En esta película que comentamos, hay una conversación entre don Nazarín y las mujeres que le acompañan, que es una de esas escenas en las que Buñuel emplea un falso símbolo. Los compañeros de camino están sentados junto al fuego y conversan entre sí. Nazarín ve delante de él un caracol, que va arrastrándose por el camino. Lo coge en la mano y lo contempla durante un rato. El guión y el director han concebido la escena de modo que la conversación se desarrolle paralelamente a la imagen del caracol, pero sin relación alguna con ella. Y sin embargo, Buñuel nos ofrece la posibilidad de contemplar con todo detalle una imagen ampliada del caracol. Este especial énfasis dirige el interés del espectador sobre todo al objeto, y hace que el objeto (o el curso de la acción) tome rasgos de un símbolo despojado de su significado.
Junto a otras muchas cosas, este especial tipo de mistificación activa tanto el interés como el pensamiento del espectador. Al igual que a esos complicados símbolos se les puede negar todo contenido de sentido, también se les puede atribuir, como es natural, un significado de infinita profundidad, cuyo núcleo permanece cerrado, porque existen infinitas posibilidades de interpretación. Esta inasibilidad es precisamente lo que constituye el atractivo de los falsos símbolos tan característicos de la forma de dirigir de Buñuel.
Dentro del modo de trabajar de Buñuel, vamos a fijar nuestra atención en los así llamados «medios prohibidos», de los cuales -se dice una y otra vez- el director abusaría. Nos encontramos ante una cuestión de sumo interés, también, y sobre todo, porque últimamente estos medios están sometidos a una fuerte discusión, y de ninguna manera es Buñuel el único que gusta de recurrir a ellos. En Nazarín tenemos la siguiente escena: la prostituta a la que Nazarín, llevado de su compasión, acoge, despierta en la cama que el protagonista le ha cedido. La mujer tiene fiebre. En una pelea callejera la hirieron con un cuchillo. La sed le atormenta, pero en esa habitación no hay nadie que pueda darle de beber. Entonces, la mujer se deja caer de la cama y se arrastra hasta un jarro, que descubre vacío. Atormentada por la sed, acaba bebiendo de la palangana en la que había sido lavada su herida.

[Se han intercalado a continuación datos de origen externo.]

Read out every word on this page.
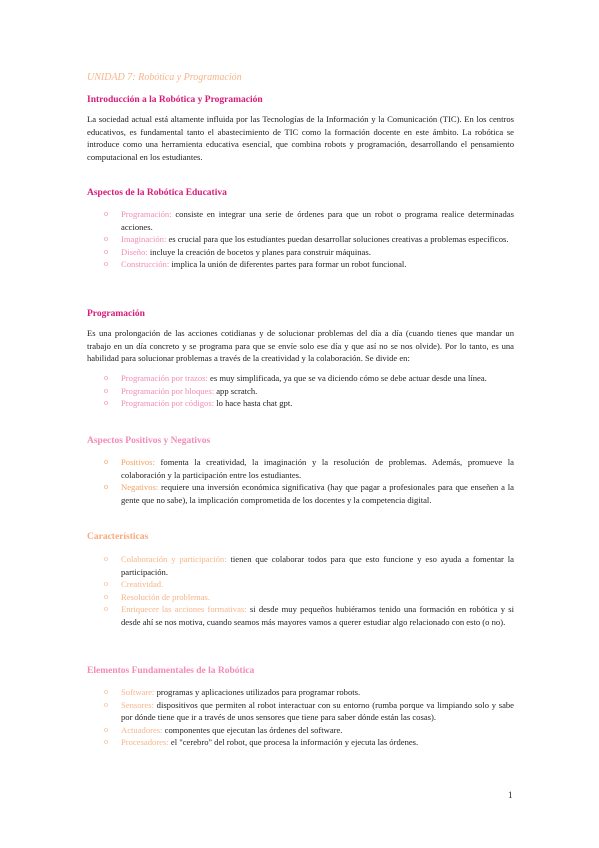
UNIDAD 7: Robótica y Programación
Introducción a la Robótica y Programación
La sociedad actual está altamente influida por las Tecnologías de la Información y la Comunicación (TIC). En los centros educativos, es fundamental tanto el abastecimiento de TIC como la formación docente en este ámbito. La robótica se introduce como una herramienta educativa esencial, que combina robots y programación, desarrollando el pensamiento computacional en los estudiantes.
Aspectos de la Robótica Educativa
o Programación: consiste en integrar una serie de órdenes para que un robot o programa realice determinadas acciones.
o Imaginación: es crucial para que los estudiantes puedan desarrollar soluciones creativas a problemas específicos.
o Diseño: incluye la creación de bocetos y planes para construir máquinas.
o Construcción: implica la unión de diferentes partes para formar un robot funcional.
Programación
Es una prolongación de las acciones cotidianas y de solucionar problemas del día a día (cuando tienes que mandar un trabajo en un día concreto y se programa para que se envíe solo ese día y que así no se nos olvide). Por lo tanto, es una habilidad para solucionar problemas a través de la creatividad y la colaboración. Se divide en:
o Programación por trazos: es muy simplificada, ya que se va diciendo cómo se debe actuar desde una línea.
o Programación por bloques: app scratch.
o Programación por códigos: lo hace hasta chat gpt.
Aspectos Positivos y Negativos
o Positivos: fomenta la creatividad, la imaginación y la resolución de problemas. Además, promueve la colaboración y la participación entre los estudiantes.
o Negativos: requiere una inversión económica significativa (hay que pagar a profesionales para que enseñen a la gente que no sabe), la implicación comprometida de los docentes y la competencia digital.
Características
o Colaboración y participación: tienen que colaborar todos para que esto funcione y eso ayuda a fomentar la participación.
o Creatividad.
o Resolución de problemas.
o Enriquecer las acciones formativas: si desde muy pequeños hubiéramos tenido una formación en robótica y si desde ahí se nos motiva, cuando seamos más mayores vamos a querer estudiar algo relacionado con esto (o no).
Elementos Fundamentales de la Robótica
o Software: programas y aplicaciones utilizados para programar robots.
o Sensores: dispositivos que permiten al robot interactuar con su entorno (rumba porque va limpiando solo y sabe por dónde tiene que ir a través de unos sensores que tiene para saber dónde están las cosas).
o Actuadores: componentes que ejecutan las órdenes del software.
o Procesadores: el "cerebro" del robot, que procesa la información y ejecuta las órdenes.
1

Una posibilidad sería hacer un gesto de asco y rechazar despectivamente cualquier conversación sobre esta escena. Pero, por otra parte, medios estilísticos de este tipo, cercanos al naturalismo (puesto que el naturalismo no es una característica del estilo de determinados artistas, sino más bien una corriente literaria), se encuentran de modo más o menos claro en muchas películas y obras literarias, que todos aplaudimos. Basta pensar en las escenas de hospital de los magníficos Relatos de Sebastopol de León Tolstói; en las escaleras de Odessa de Acorazado Potemkin de Eisenstein, con el coche de niño que baja, golpeando en cada escalón, y el mutilado que cojea, las gafas hechas añicos de la maestra y el ojo desprendido; lo mismo que en aquella escena de la genial película Tierra de Dovzhenko, en la que una mujer, desesperada por la soledad en que se encuentra, corre desnuda por su casa; o en la famosa danza de Chapaiev en paños menores antes de morir; en las torturas que sufren los luchadores de la resistencia en Roma, ciudad abierta; en la escena de Tierras nuevas bajo el arado, de Solojov, en la que Polovzev mata a Choprov y a su mujer, etc.

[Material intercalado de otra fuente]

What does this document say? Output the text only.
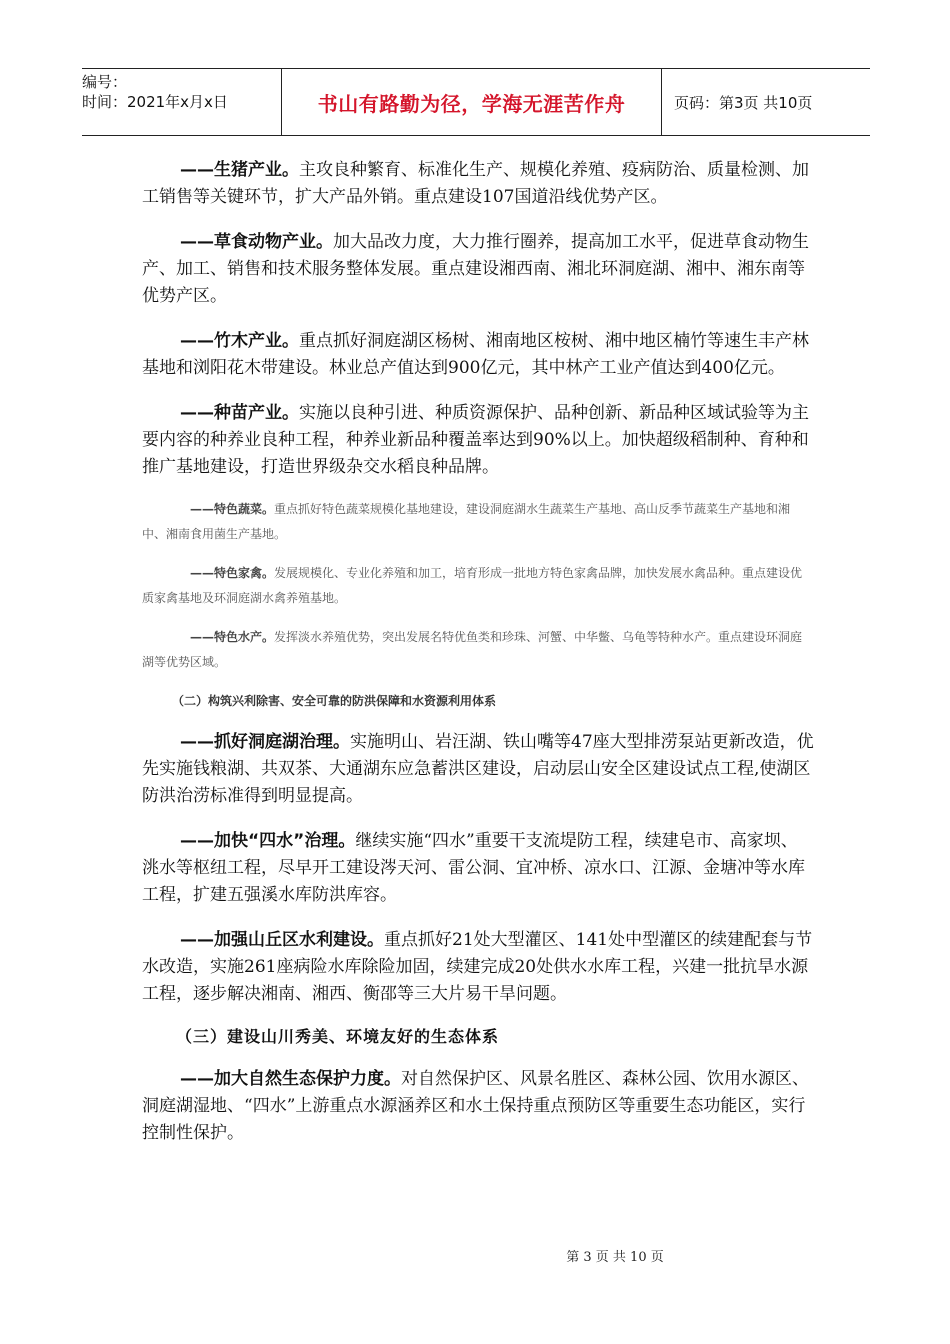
编号：
时间：2021年x月x日	书山有路勤为径，学海无涯苦作舟	页码：第3页 共10页

——生猪产业。主攻良种繁育、标准化生产、规模化养殖、疫病防治、质量检测、加工销售等关键环节，扩大产品外销。重点建设107国道沿线优势产区。

——草食动物产业。加大品改力度，大力推行圈养，提高加工水平，促进草食动物生产、加工、销售和技术服务整体发展。重点建设湘西南、湘北环洞庭湖、湘中、湘东南等优势产区。

——竹木产业。重点抓好洞庭湖区杨树、湘南地区桉树、湘中地区楠竹等速生丰产林基地和浏阳花木带建设。林业总产值达到900亿元，其中林产工业产值达到400亿元。

——种苗产业。实施以良种引进、种质资源保护、品种创新、新品种区域试验等为主要内容的种养业良种工程，种养业新品种覆盖率达到90%以上。加快超级稻制种、育种和推广基地建设，打造世界级杂交水稻良种品牌。

——特色蔬菜。重点抓好特色蔬菜规模化基地建设，建设洞庭湖水生蔬菜生产基地、高山反季节蔬菜生产基地和湘中、湘南食用菌生产基地。

——特色家禽。发展规模化、专业化养殖和加工，培育形成一批地方特色家禽品牌，加快发展水禽品种。重点建设优质家禽基地及环洞庭湖水禽养殖基地。

——特色水产。发挥淡水养殖优势，突出发展名特优鱼类和珍珠、河蟹、中华鳖、乌龟等特种水产。重点建设环洞庭湖等优势区域。

（二）构筑兴利除害、安全可靠的防洪保障和水资源利用体系

——抓好洞庭湖治理。实施明山、岩汪湖、铁山嘴等47座大型排涝泵站更新改造，优先实施钱粮湖、共双茶、大通湖东应急蓄洪区建设，启动层山安全区建设试点工程,使湖区防洪治涝标准得到明显提高。

——加快“四水”治理。继续实施“四水”重要干支流堤防工程，续建皂市、高家坝、洮水等枢纽工程，尽早开工建设涔天河、雷公洞、宜冲桥、凉水口、江源、金塘冲等水库工程，扩建五强溪水库防洪库容。

——加强山丘区水利建设。重点抓好21处大型灌区、141处中型灌区的续建配套与节水改造，实施261座病险水库除险加固，续建完成20处供水水库工程，兴建一批抗旱水源工程，逐步解决湘南、湘西、衡邵等三大片易干旱问题。

（三）建设山川秀美、环境友好的生态体系

——加大自然生态保护力度。对自然保护区、风景名胜区、森林公园、饮用水源区、洞庭湖湿地、“四水”上游重点水源涵养区和水土保持重点预防区等重要生态功能区，实行控制性保护。

第 3 页 共 10 页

El arte realista necesita una percepción intensificada de la realidad. Esto se aplica sobre todo a las obras en las que la tensión en el terreno de las ideas debe ser equilibrada por unos sucesos y una «sintaxis de los hechos» realista y detallada. No creo que tenga mucho sentido analizar medios estilísticos de diferentes obras con la sola finalidad de poner de manifiesto que Buñuel no tiene de ninguna manera el monopolio en lo que respecta a «crueldad»; aquí se trata de otra cosa. Es interesante reparar en que, con frecuencia, Buñuel emplea estos medios con arreglo a un principio enteramente original. La película Nazarín, con su estructura uniforme, está en efecto concebida de manera que la tensión va creciendo paulatinamente y no se resuelve más que inmediatamente antes del final. Hay muchas escenas dialogadas que se han grabado de modo extraordinariamente sencillo y, por así decir, como de pasada. También en lo que respecta a la escenificación no necesitan refinamiento ni acento alguno, ni destacar unos rasgos por encima de otros, etc. Este mínimo de medios expresivos por un lado, y la locuacidad por otro, podrían hacernos dudar incluso de la autenticidad del desarrollo de la acción, de una autenticidad a la que la película aspira por principio.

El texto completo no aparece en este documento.